What I have done is make release an orphan branch that shares no history with master (created with git checkout --orphan). To cut a release, I check out release, then I get the tree from the commit I want to release and put that in a new commit on release. Obviously with this scheme I need to manually record the commit ID somewhere to be able to know what state of master a particular release corresponded to – there is no longer merge metadata to keep track of that. The commit message seems a natural place to record that information. I need to construct one in any case since Git does not know how to provide a default message for these commits like it does when merging a branch. Of course, the extended commit message is also a good place to put a list of commits that are hitching a ride on this release. I decided to put a release version (in my case, a simple incrementing integer) in the commit message subject as well, to make it easy to refer to a particular release.

Needless to say, I have the process automated. This is my release script:

#!/bin/bash
set -e
commit=`git rev-parse "${1-master}"`
read num junk oldcommit <<<`git log --no-walk --format=%s release --`
(
  printf '%d @ %s\n\n' $((++num)) $commit
  git log --reverse --oneline --abbrev=12 --no-decorate --no-color $oldcommit..$commit
) \
| git commit-tree $commit^{tree} -p release \
| ( read new ; git update-ref refs/heads/release $new )
git push -f origin master release

Aside from the hard linkage by commit ID you also get a soft correlation by commit date if you ask git log and friends to use --date-order. This is sufficient for routine development work. Note that since the commit IDs are recorded, it is possible to use grafts to retrospectively (possibly temporarily) make the orphan release branch seem as though a mergeful branch.
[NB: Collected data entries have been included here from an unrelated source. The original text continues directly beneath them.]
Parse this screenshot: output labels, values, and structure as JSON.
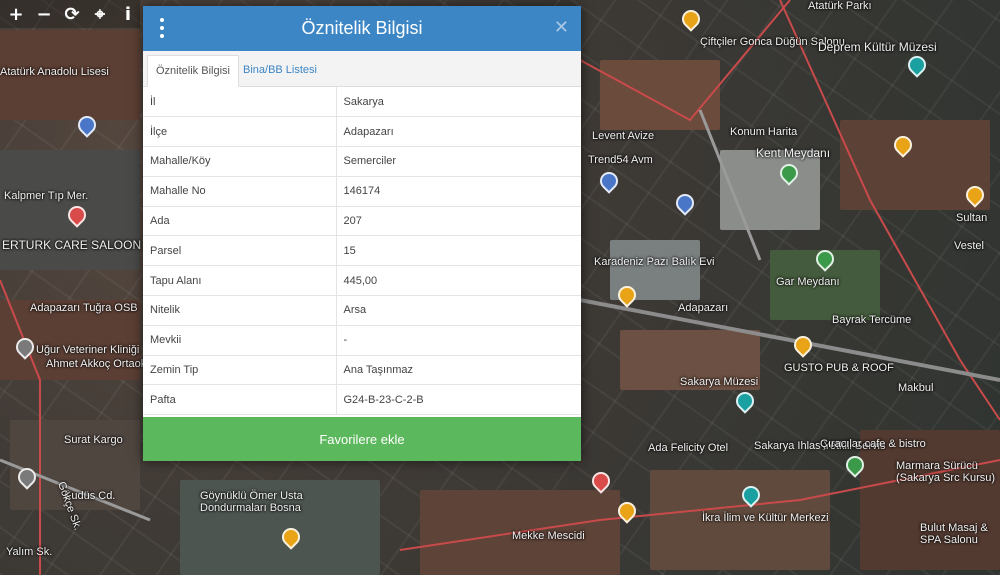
{
  "toolbar": {
    "zoom_in": "+",
    "zoom_out": "−",
    "refresh": "⟳",
    "locate": "⌖",
    "info": "i"
  },
  "map": {
    "labels": [
      "Atatürk Parkı",
      "Çiftçiler Gonca\nDüğün Salonu",
      "Deprem Kültür Müzesi",
      "Atatürk Anadolu Lisesi",
      "Levent Avize",
      "Trend54 Avm",
      "Konum Harita",
      "Kent Meydanı",
      "Kalpmer Tıp Mer.",
      "ERTURK CARE SALOON",
      "Adapazarı Tuğra OSB",
      "Uğur Veteriner Kliniği",
      "Ahmet Akkoç Ortaokulu",
      "Surat Kargo",
      "Kudüs Cd.",
      "Karadeniz Pazı Balık Evi",
      "Gar Meydanı",
      "Bayrak Tercüme",
      "Sakarya Müzesi",
      "GUSTO PUB & ROOF",
      "Adapazarı",
      "Göynüklü Ömer Usta\nDondurmaları Bosna",
      "Ada Felicity Otel",
      "Sakarya Ihlas Yetkili Servis",
      "Çıracılar cafe & bistro",
      "Marmara Sürücü\n(Sakarya Src Kursu)",
      "İkra İlim ve Kültür Merkezi",
      "Mekke Mescidi",
      "Bulut Masaj &\nSPA Salonu",
      "Sultan",
      "Vestel",
      "Makbul",
      "Yalım Sk.",
      "Gökçe Sk."
    ]
  },
  "dialog": {
    "title": "Öznitelik Bilgisi",
    "menu_icon": "more-vertical-icon",
    "close_symbol": "✕",
    "tabs": [
      {
        "label": "Öznitelik Bilgisi",
        "active": true
      },
      {
        "label": "Bina/BB Listesi",
        "active": false
      }
    ],
    "rows": [
      {
        "key": "İl",
        "value": "Sakarya"
      },
      {
        "key": "İlçe",
        "value": "Adapazarı"
      },
      {
        "key": "Mahalle/Köy",
        "value": "Semerciler"
      },
      {
        "key": "Mahalle No",
        "value": "146174"
      },
      {
        "key": "Ada",
        "value": "207"
      },
      {
        "key": "Parsel",
        "value": "15"
      },
      {
        "key": "Tapu Alanı",
        "value": "445,00"
      },
      {
        "key": "Nitelik",
        "value": "Arsa"
      },
      {
        "key": "Mevkii",
        "value": "-"
      },
      {
        "key": "Zemin Tip",
        "value": "Ana Taşınmaz"
      },
      {
        "key": "Pafta",
        "value": "G24-B-23-C-2-B"
      }
    ],
    "action_label": "Favorilere ekle"
  },
  "colors": {
    "header": "#3c86c6",
    "action": "#5cb85c",
    "tab_link": "#3c86c6"
  }
}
A nice aspect of doing things this way is how easy it is to get a full diff of the total change represented by a release. With a merge-based release branch it takes fiddling to ask for that diff and enough knowledge to know how to.

And so I seem to have arrived at a poor (technically awkward, functionally very limited) reinvention of Mercurial’s named branches, using the plumbing provided by Git. This may be the only true use case for named branches that I can think of.

Update: I’ve rewritten the script to use lower-level plumbing. It no longer even checks out the tree, it just directly creates a commit object based on the tree object of the released commit.